SteelMint has heard from its market sources that Egypt’s major rebar producer, Beshay Steel has increased its rebar prices by EGP 230/MT (USD 13/MT) and subsequently the company’s rebar is being offered at EGP 12,200/MT (USD 692/MT) ex-works.
Another steel major Egyptian Steel has also increased its rebar prices by EGP 200/MT (USD 11/MT) and its prices are being assessed at EGP 12,150/MT (EGP 690/MT) ex-works. While prices of rebar offered by steel producer, EL Marakby has been increased by EGP 150/MT (USD 9/MT) and is now being offered at EGP 12,050/MT (USD 684/MT) ex-works.

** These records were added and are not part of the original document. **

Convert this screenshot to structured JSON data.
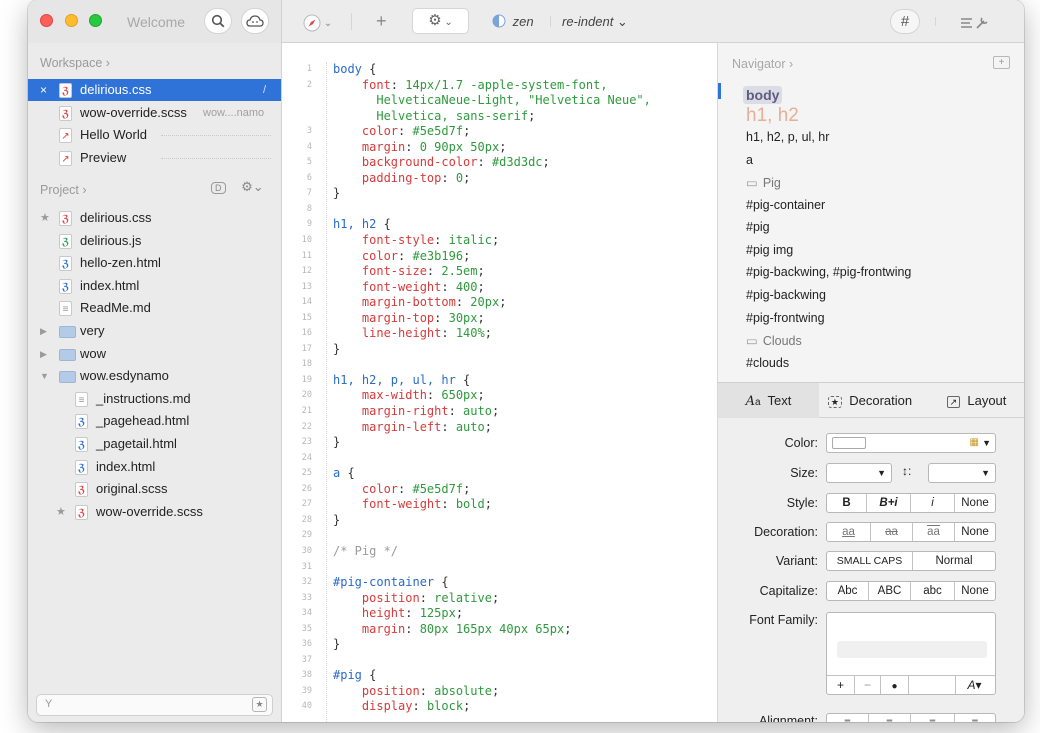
{
  "toolbar": {
    "welcome": "Welcome",
    "plus": "+",
    "zen": "zen",
    "reindent": "re-indent ⌄",
    "hash": "#"
  },
  "sidebar": {
    "workspace_label": "Workspace ›",
    "workspace": [
      {
        "label": "delirious.css",
        "type": "css",
        "selected": true
      },
      {
        "label": "wow-override.scss",
        "type": "css",
        "sub": "wow....namo"
      },
      {
        "label": "Hello World",
        "type": "compass"
      },
      {
        "label": "Preview",
        "type": "compass"
      }
    ],
    "project_label": "Project ›",
    "project": [
      {
        "label": "delirious.css",
        "type": "css",
        "mark": "★",
        "indent": 0
      },
      {
        "label": "delirious.js",
        "type": "js",
        "indent": 0
      },
      {
        "label": "hello-zen.html",
        "type": "html",
        "indent": 0
      },
      {
        "label": "index.html",
        "type": "html",
        "indent": 0
      },
      {
        "label": "ReadMe.md",
        "type": "md",
        "indent": 0
      },
      {
        "label": "very",
        "type": "folder",
        "mark": "▶",
        "indent": 0
      },
      {
        "label": "wow",
        "type": "folder",
        "mark": "▶",
        "indent": 0
      },
      {
        "label": "wow.esdynamo",
        "type": "folder",
        "mark": "▼",
        "indent": 0
      },
      {
        "label": "_instructions.md",
        "type": "md",
        "indent": 1
      },
      {
        "label": "_pagehead.html",
        "type": "html",
        "indent": 1
      },
      {
        "label": "_pagetail.html",
        "type": "html",
        "indent": 1
      },
      {
        "label": "index.html",
        "type": "html",
        "indent": 1
      },
      {
        "label": "original.scss",
        "type": "css",
        "indent": 1
      },
      {
        "label": "wow-override.scss",
        "type": "css",
        "mark": "★",
        "indent": 1
      }
    ]
  },
  "editor": {
    "lines": [
      {
        "n": "1",
        "t": [
          [
            "sl",
            "body"
          ],
          [
            "pn",
            " {"
          ]
        ]
      },
      {
        "n": "2",
        "t": [
          [
            "pr",
            "    font"
          ],
          [
            "pn",
            ": "
          ],
          [
            "vl",
            "14px/1.7 -apple-system-font,"
          ]
        ]
      },
      {
        "n": "",
        "t": [
          [
            "vl",
            "      HelveticaNeue-Light, \"Helvetica Neue\","
          ]
        ]
      },
      {
        "n": "",
        "t": [
          [
            "vl",
            "      Helvetica, sans-serif"
          ],
          [
            "pn",
            ";"
          ]
        ]
      },
      {
        "n": "3",
        "t": [
          [
            "pr",
            "    color"
          ],
          [
            "pn",
            ": "
          ],
          [
            "vl",
            "#5e5d7f"
          ],
          [
            "pn",
            ";"
          ]
        ]
      },
      {
        "n": "4",
        "t": [
          [
            "pr",
            "    margin"
          ],
          [
            "pn",
            ": "
          ],
          [
            "vl",
            "0 90px 50px"
          ],
          [
            "pn",
            ";"
          ]
        ]
      },
      {
        "n": "5",
        "t": [
          [
            "pr",
            "    background-color"
          ],
          [
            "pn",
            ": "
          ],
          [
            "vl",
            "#d3d3dc"
          ],
          [
            "pn",
            ";"
          ]
        ]
      },
      {
        "n": "6",
        "t": [
          [
            "pr",
            "    padding-top"
          ],
          [
            "pn",
            ": "
          ],
          [
            "vl",
            "0"
          ],
          [
            "pn",
            ";"
          ]
        ]
      },
      {
        "n": "7",
        "t": [
          [
            "pn",
            "}"
          ]
        ]
      },
      {
        "n": "8",
        "t": []
      },
      {
        "n": "9",
        "t": [
          [
            "sl",
            "h1, h2"
          ],
          [
            "pn",
            " {"
          ]
        ]
      },
      {
        "n": "10",
        "t": [
          [
            "pr",
            "    font-style"
          ],
          [
            "pn",
            ": "
          ],
          [
            "vl",
            "italic"
          ],
          [
            "pn",
            ";"
          ]
        ]
      },
      {
        "n": "11",
        "t": [
          [
            "pr",
            "    color"
          ],
          [
            "pn",
            ": "
          ],
          [
            "vl",
            "#e3b196"
          ],
          [
            "pn",
            ";"
          ]
        ]
      },
      {
        "n": "12",
        "t": [
          [
            "pr",
            "    font-size"
          ],
          [
            "pn",
            ": "
          ],
          [
            "vl",
            "2.5em"
          ],
          [
            "pn",
            ";"
          ]
        ]
      },
      {
        "n": "13",
        "t": [
          [
            "pr",
            "    font-weight"
          ],
          [
            "pn",
            ": "
          ],
          [
            "vl",
            "400"
          ],
          [
            "pn",
            ";"
          ]
        ]
      },
      {
        "n": "14",
        "t": [
          [
            "pr",
            "    margin-bottom"
          ],
          [
            "pn",
            ": "
          ],
          [
            "vl",
            "20px"
          ],
          [
            "pn",
            ";"
          ]
        ]
      },
      {
        "n": "15",
        "t": [
          [
            "pr",
            "    margin-top"
          ],
          [
            "pn",
            ": "
          ],
          [
            "vl",
            "30px"
          ],
          [
            "pn",
            ";"
          ]
        ]
      },
      {
        "n": "16",
        "t": [
          [
            "pr",
            "    line-height"
          ],
          [
            "pn",
            ": "
          ],
          [
            "vl",
            "140%"
          ],
          [
            "pn",
            ";"
          ]
        ]
      },
      {
        "n": "17",
        "t": [
          [
            "pn",
            "}"
          ]
        ]
      },
      {
        "n": "18",
        "t": []
      },
      {
        "n": "19",
        "t": [
          [
            "sl",
            "h1, h2, p, ul, hr"
          ],
          [
            "pn",
            " {"
          ]
        ]
      },
      {
        "n": "20",
        "t": [
          [
            "pr",
            "    max-width"
          ],
          [
            "pn",
            ": "
          ],
          [
            "vl",
            "650px"
          ],
          [
            "pn",
            ";"
          ]
        ]
      },
      {
        "n": "21",
        "t": [
          [
            "pr",
            "    margin-right"
          ],
          [
            "pn",
            ": "
          ],
          [
            "vl",
            "auto"
          ],
          [
            "pn",
            ";"
          ]
        ]
      },
      {
        "n": "22",
        "t": [
          [
            "pr",
            "    margin-left"
          ],
          [
            "pn",
            ": "
          ],
          [
            "vl",
            "auto"
          ],
          [
            "pn",
            ";"
          ]
        ]
      },
      {
        "n": "23",
        "t": [
          [
            "pn",
            "}"
          ]
        ]
      },
      {
        "n": "24",
        "t": []
      },
      {
        "n": "25",
        "t": [
          [
            "sl",
            "a"
          ],
          [
            "pn",
            " {"
          ]
        ]
      },
      {
        "n": "26",
        "t": [
          [
            "pr",
            "    color"
          ],
          [
            "pn",
            ": "
          ],
          [
            "vl",
            "#5e5d7f"
          ],
          [
            "pn",
            ";"
          ]
        ]
      },
      {
        "n": "27",
        "t": [
          [
            "pr",
            "    font-weight"
          ],
          [
            "pn",
            ": "
          ],
          [
            "vl",
            "bold"
          ],
          [
            "pn",
            ";"
          ]
        ]
      },
      {
        "n": "28",
        "t": [
          [
            "pn",
            "}"
          ]
        ]
      },
      {
        "n": "29",
        "t": []
      },
      {
        "n": "30",
        "t": [
          [
            "cm",
            "/* Pig */"
          ]
        ]
      },
      {
        "n": "31",
        "t": []
      },
      {
        "n": "32",
        "t": [
          [
            "sl",
            "#pig-container"
          ],
          [
            "pn",
            " {"
          ]
        ]
      },
      {
        "n": "33",
        "t": [
          [
            "pr",
            "    position"
          ],
          [
            "pn",
            ": "
          ],
          [
            "vl",
            "relative"
          ],
          [
            "pn",
            ";"
          ]
        ]
      },
      {
        "n": "34",
        "t": [
          [
            "pr",
            "    height"
          ],
          [
            "pn",
            ": "
          ],
          [
            "vl",
            "125px"
          ],
          [
            "pn",
            ";"
          ]
        ]
      },
      {
        "n": "35",
        "t": [
          [
            "pr",
            "    margin"
          ],
          [
            "pn",
            ": "
          ],
          [
            "vl",
            "80px 165px 40px 65px"
          ],
          [
            "pn",
            ";"
          ]
        ]
      },
      {
        "n": "36",
        "t": [
          [
            "pn",
            "}"
          ]
        ]
      },
      {
        "n": "37",
        "t": []
      },
      {
        "n": "38",
        "t": [
          [
            "sl",
            "#pig"
          ],
          [
            "pn",
            " {"
          ]
        ]
      },
      {
        "n": "39",
        "t": [
          [
            "pr",
            "    position"
          ],
          [
            "pn",
            ": "
          ],
          [
            "vl",
            "absolute"
          ],
          [
            "pn",
            ";"
          ]
        ]
      },
      {
        "n": "40",
        "t": [
          [
            "pr",
            "    display"
          ],
          [
            "pn",
            ": "
          ],
          [
            "vl",
            "block"
          ],
          [
            "pn",
            ";"
          ]
        ]
      }
    ]
  },
  "navigator": {
    "title": "Navigator ›",
    "items": [
      {
        "label": "body",
        "style": "body"
      },
      {
        "label": "h1, h2",
        "style": "h"
      },
      {
        "label": "h1, h2, p, ul, hr"
      },
      {
        "label": "a"
      },
      {
        "label": "Pig",
        "style": "comment"
      },
      {
        "label": "#pig-container"
      },
      {
        "label": "#pig"
      },
      {
        "label": "#pig img"
      },
      {
        "label": "#pig-backwing, #pig-frontwing"
      },
      {
        "label": "#pig-backwing"
      },
      {
        "label": "#pig-frontwing"
      },
      {
        "label": "Clouds",
        "style": "comment"
      },
      {
        "label": "#clouds"
      }
    ]
  },
  "inspector": {
    "tabs": [
      "Text",
      "Decoration",
      "Layout"
    ],
    "color_label": "Color:",
    "size_label": "Size:",
    "style_label": "Style:",
    "style_opts": [
      "B",
      "B+i",
      "i",
      "None"
    ],
    "decoration_label": "Decoration:",
    "decoration_opts": [
      "aa",
      "aa",
      "aa",
      "None"
    ],
    "variant_label": "Variant:",
    "variant_opts": [
      "SMALL CAPS",
      "Normal"
    ],
    "capitalize_label": "Capitalize:",
    "capitalize_opts": [
      "Abc",
      "ABC",
      "abc",
      "None"
    ],
    "font_family_label": "Font Family:",
    "ff_add": "+",
    "ff_remove": "−",
    "alignment_label": "Alignment:"
  }
}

Suez Steel (Solb Misr) rebar prices have been increased to EGP 12,175/MT (USD 691/MT) ex-works while Ezz Steel has kept its prices unchanged at EGP 11,970/MT (USD 679/MT). All these domestic rebar prices include VAT of 14%.
The rebar prices in Egypt are on a roll especially since second half of 2017 and both domestic and global factors are responsible for the same.
The domestic factor contributing to increase in Egypt’s rebar prices
In Jun’18, Egypt government announced provisional anti-dumping duty on country’s rebar imports from China, Turkey and Ukraine for a period of four months in order to restrict cheap rebar dumping in the country and to protect the domestic steel industry. This provisional duty was further extended for two months till Nov’17.
However, in late Dec’17, Egypt announced permanent anti-dumping duty on rebar from China, Ukraine, and Turkey. The duty had been set at 29% for rebar from China, 7.0-22.8% for rebar from Turkey, and 17.2-27.0% for rebar from Ukraine.
The anti-dumping tariffs gave Egyptian manufacturers a chance to increase their production capacity in order to fill the gap between supply and demand. The decision to impose the permanent anti-dumping duties was taken following a series of meetings and calls from local manufacturers that were heavily affected by imported steel. According to local reports, many steel units in Egypt halted their operations earlier in 2017 due to the influx of cheap imports.
Along with cheap imports restriction, the domestic rebar prices have increased in Egypt on account of improvement in its domestic demand from the construction sector.
The global reason responsible for Egyptian rebar prices
The global factor that contributed to rise in Egypt rebar’s prices is Chinese government announcement to curb excess supply.
These excess capacity cuts involved closure of induction furnaces in order to control rising pollution levels in the country and promotion of EAF (electric arc furnace). Now, one of the key raw material used in EAF (which produces steel using scrap) is graphite electrode. Thus, with the boost to EAFs in China, the demand for graphite electrode also increased significantly, creating its shortage in the global market.
The impact of graphite electrode shortage globally can be seen on the steel mills in Egypt that are producing steel using scrap via EAF route and alternatively have to use billet (as their feedstock) which is already overpriced in the Egyptian market. Also as per industry sources, production via EAF route is also proving costly to domestic steel mills due to higher scrap prices in the country.
Thus, the shortage of graphite electrode globally coupled with swelled up scrap and billet prices have contributed to increase in Egypt’s rebar prices.